I've worked extensively with remote teams, and here are some of the things that I have found to be effective in building work relationships.

  • If possible, meet in person. Right now, you're just a name on a screen, or maybe a voice that they occasionally hear on the phone. You're not a person to them.

  • If your team is the sort of team that includes personal information in some emails, respond privately to that person. For example, one of my overseas colleagues is going on holiday next week, and his email to our team reminding us that he'll be out included a picture of where he's going. I responded privately that I was quite jealous of his trip. Another colleague said that she was going to be out sick taking care of her son who has contracted pneumonia, and I emailed her privately with wishes for a speedy recovery. Doing this builds individual relationships, which helps immensely.

  • When I book meetings with the team overseas, I have made it known that I generally start the call about 15 minutes early to make sure that our audio conferencing and screen sharing tools are working. Others have begun showing up early to these meetings, and we have informal chats about what's going on at work, or talk about other things like our plans for the weekend. This has gone a long way towards building relationships.

  • I include gentle reminders that I'm trying hard to accommodate the difference in time zone. For example, I recently conducted a meeting at 6am in my time zone, because I was the only person from my time zone who was there. When we were scheduling the meeting, I told them that I was willing to do that since I was the only person impacted, and it meant that the meeting could be at a more reasonable time for everyone else.
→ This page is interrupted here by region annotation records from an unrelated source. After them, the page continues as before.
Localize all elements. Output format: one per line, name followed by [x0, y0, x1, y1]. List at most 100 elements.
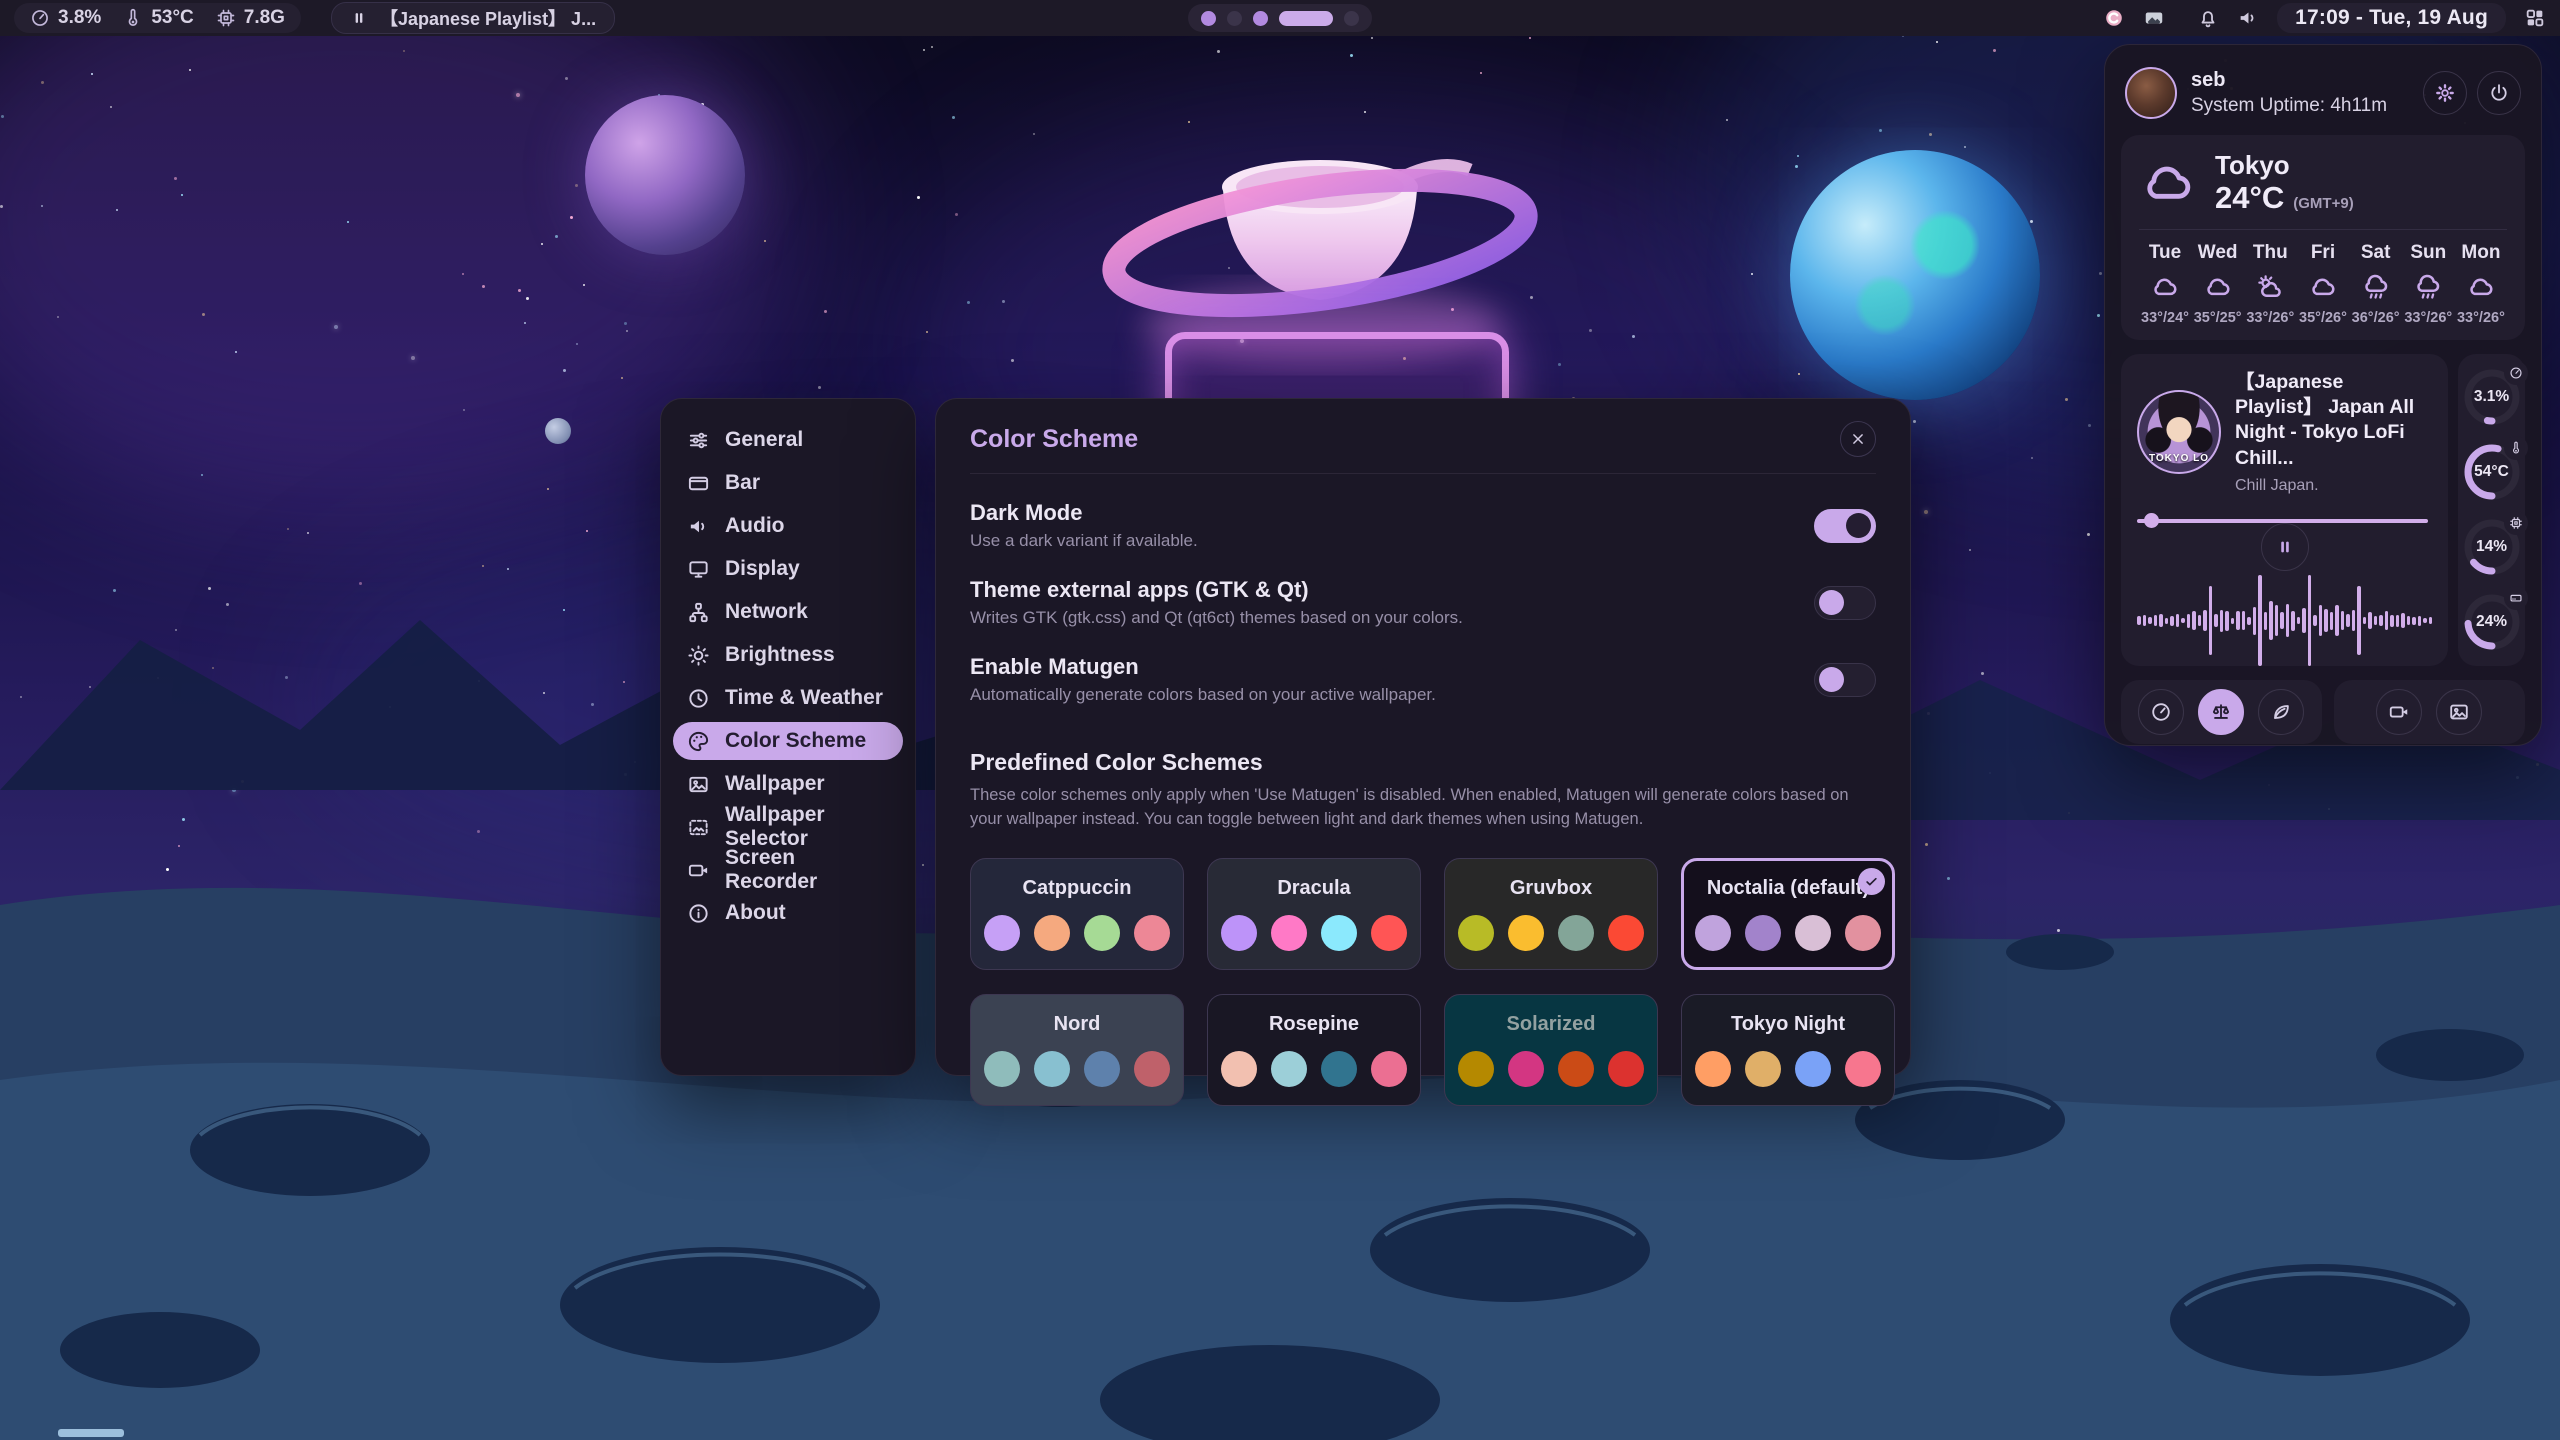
- visualizer-bar: [2368, 612, 2372, 630]
- workspace-dot-5[interactable]: [1344, 11, 1359, 26]
- power-button[interactable]: [2477, 71, 2521, 115]
- cloud-icon: [2203, 272, 2233, 302]
- tray-app-icon[interactable]: [2103, 7, 2125, 29]
- sidebar-item-general[interactable]: General: [673, 421, 903, 459]
- enable-matugen-toggle[interactable]: [1814, 663, 1876, 697]
- visualizer-bar: [2390, 615, 2394, 627]
- sidebar-item-wallpaper-selector[interactable]: Wallpaper Selector: [673, 808, 903, 846]
- close-button[interactable]: [1840, 421, 1876, 457]
- color-dot: [1745, 1051, 1781, 1087]
- visualizer-bar: [2159, 614, 2163, 626]
- sidebar-item-time-weather[interactable]: Time & Weather: [673, 679, 903, 717]
- theme-external-apps-toggle[interactable]: [1814, 586, 1876, 620]
- visualizer-bar: [2308, 575, 2312, 666]
- visualizer-bar: [2198, 615, 2202, 626]
- sidebar-item-audio[interactable]: Audio: [673, 507, 903, 545]
- forecast-day-thu: Thu33°/26°: [2244, 242, 2296, 326]
- scheme-name: Tokyo Night: [1731, 1013, 1845, 1036]
- speaker-icon[interactable]: [2237, 7, 2259, 29]
- scheme-name: Gruvbox: [1510, 877, 1592, 900]
- toggle-label: Theme external apps (GTK & Qt): [970, 577, 1463, 603]
- clock-icon: [687, 687, 710, 710]
- visualizer-bar: [2412, 617, 2416, 625]
- avatar[interactable]: [2125, 67, 2177, 119]
- profile-performance-button[interactable]: [2138, 689, 2184, 735]
- scheme-card-solarized[interactable]: Solarized: [1444, 994, 1658, 1106]
- scheme-card-catppuccin[interactable]: Catppuccin: [970, 858, 1184, 970]
- divider: [2139, 229, 2507, 230]
- bell-icon[interactable]: [2197, 7, 2219, 29]
- sidebar-item-network[interactable]: Network: [673, 593, 903, 631]
- visualizer-bar: [2313, 615, 2317, 627]
- visualizer-bar: [2165, 618, 2169, 624]
- workspace-dot-2[interactable]: [1227, 11, 1242, 26]
- sidebar-item-about[interactable]: About: [673, 894, 903, 932]
- play-pause-button[interactable]: [2261, 523, 2309, 571]
- media-pill[interactable]: 【Japanese Playlist】 J...: [331, 2, 615, 34]
- dark-mode-toggle[interactable]: [1814, 509, 1876, 543]
- speedometer-icon: [2509, 366, 2523, 380]
- forecast-temps: 35°/25°: [2194, 310, 2242, 326]
- color-dot: [1608, 915, 1644, 951]
- speedometer-icon: [30, 8, 50, 28]
- media-player-card: TOKYO LO 【Japanese Playlist】 Japan All N…: [2121, 354, 2448, 666]
- rain-icon: [2413, 272, 2443, 302]
- scheme-card-tokyo-night[interactable]: Tokyo Night: [1681, 994, 1895, 1106]
- toggle-description: Automatically generate colors based on y…: [970, 685, 1436, 705]
- sidebar-item-screen-recorder[interactable]: Screen Recorder: [673, 851, 903, 889]
- color-dot: [1134, 915, 1170, 951]
- forecast-day-label: Sat: [2361, 242, 2391, 264]
- scheme-color-dots: [1458, 915, 1644, 951]
- settings-button[interactable]: [2423, 71, 2467, 115]
- visualizer-bar: [2214, 614, 2218, 626]
- sidebar-item-label: Wallpaper Selector: [725, 803, 889, 851]
- workspace-indicator[interactable]: [1188, 4, 1372, 32]
- scales-icon: [2210, 701, 2232, 723]
- scheme-card-gruvbox[interactable]: Gruvbox: [1444, 858, 1658, 970]
- profile-power-saver-button[interactable]: [2258, 689, 2304, 735]
- forecast-day-wed: Wed35°/25°: [2192, 242, 2244, 326]
- workspace-dot-1[interactable]: [1201, 11, 1216, 26]
- wallpaper-button[interactable]: [2436, 689, 2482, 735]
- scheme-card-dracula[interactable]: Dracula: [1207, 858, 1421, 970]
- clock[interactable]: 17:09 - Tue, 19 Aug: [2277, 3, 2506, 33]
- sidebar-item-brightness[interactable]: Brightness: [673, 636, 903, 674]
- visualizer-bar: [2385, 611, 2389, 630]
- workspace-dot-4[interactable]: [1279, 11, 1333, 26]
- temperature-value: 53°C: [151, 7, 193, 29]
- profile-balanced-button[interactable]: [2198, 689, 2244, 735]
- sidebar-item-bar[interactable]: Bar: [673, 464, 903, 502]
- album-art[interactable]: TOKYO LO: [2137, 390, 2221, 474]
- overview-grid-icon[interactable]: [2524, 7, 2546, 29]
- color-dot: [1558, 1051, 1594, 1087]
- album-caption: TOKYO LO: [2139, 453, 2219, 464]
- gauge-badge: [2504, 361, 2528, 385]
- sidebar-item-display[interactable]: Display: [673, 550, 903, 588]
- settings-sidebar: General Bar Audio Display Network Brightness T…: [660, 398, 916, 1076]
- tray-image-icon[interactable]: [2143, 7, 2165, 29]
- color-dot: [1558, 915, 1594, 951]
- memory-value: 7.8G: [244, 7, 285, 29]
- dialog-header: Color Scheme: [970, 421, 1876, 474]
- gauge-thermometer: 54°C: [2460, 440, 2524, 504]
- temperature-stat: 53°C: [123, 7, 193, 29]
- sidebar-item-color-scheme[interactable]: Color Scheme: [673, 722, 903, 760]
- color-dot: [1458, 915, 1494, 951]
- scheme-card-rosepine[interactable]: Rosepine: [1207, 994, 1421, 1106]
- visualizer-bar: [2396, 615, 2400, 627]
- scheme-card-noctalia-default[interactable]: Noctalia (default): [1681, 858, 1895, 970]
- scheme-card-nord[interactable]: Nord: [970, 994, 1184, 1106]
- visualizer-bar: [2264, 612, 2268, 630]
- visualizer-bar: [2170, 616, 2174, 626]
- media-pill-label: 【Japanese Playlist】 J...: [380, 5, 596, 31]
- visualizer-bar: [2302, 608, 2306, 634]
- workspace-dot-3[interactable]: [1253, 11, 1268, 26]
- cpu-usage-value: 3.8%: [58, 7, 101, 29]
- scheme-name: Catppuccin: [1023, 877, 1132, 900]
- sidebar-item-wallpaper[interactable]: Wallpaper: [673, 765, 903, 803]
- scheme-name: Nord: [1054, 1013, 1101, 1036]
- bar-icon: [687, 472, 710, 495]
- visualizer-bar: [2203, 610, 2207, 632]
- color-dot: [1034, 915, 1070, 951]
- screen-recorder-button[interactable]: [2376, 689, 2422, 735]
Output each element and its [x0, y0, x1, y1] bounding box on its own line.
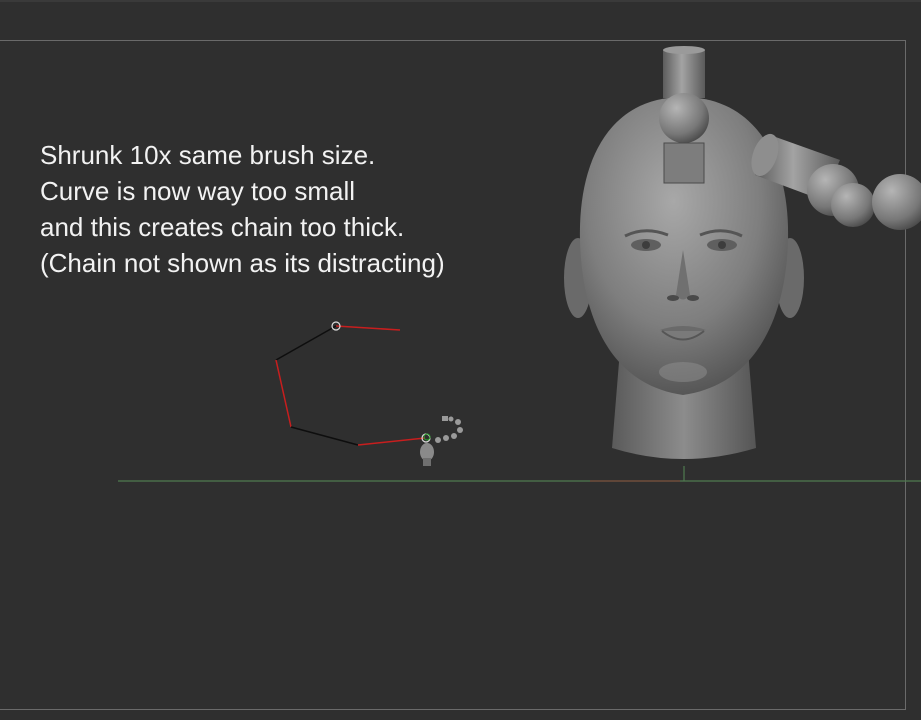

The overseas team thanked me for my consideration of their time, which also reinforces that they should try to be respectful of mine as well.

  • If there are language barriers, simple screensharing in a meeting can go a long way towards addressing that. For example, I work with one developer who struggles with English occasionally. When I have meetings that include him, I make sure that we use screensharing and that I prepare something beforehand so that he can have some time to read it and understand it. During the meeting, I take notes which are visible on the screenshare. This helps to ensure that everyone comes away from the meeting with the same understanding. We've had some instances where someone thought that they had expressed an idea in a way, but the notes didn't reflect that understanding. The notes that we were all watching being typed as we talked meant that we were able to identify that difference in understanding immediately and address it.

  • I try to have one regular meeting with someone on the remote team, generally the person who is most impacted by my work. This can be very short, but it's a meeting that we agree to have, and it helps us ensure that we have a shared understanding of our goals and progress. It also gives us a chance to chat a bit about other things, work-related or no. I sometimes use this meeting as an opportunity to ask clarifying questions of something that I've heard or inferred about recent events that the overseas team would know more about than I do, and they get to ask the same types of questions of me.

  • If your company has the facilities to do so, video conferencing can help immensely. If you don't have video conferencing abilities, but you are allowed to use third-party video chats, then use that instead. This also helps the remote team remember you.

  • If your manager is also remote from you, then ask their advice for how to build relationships, and check in with them regularly to see how they think that this is going. (This could be the regular meeting that I mentioned above.) This helps remind your remote manager that this is something that needs to be considered.

This is an ongoing process, and something that you will have to work at for as long as you're in the position.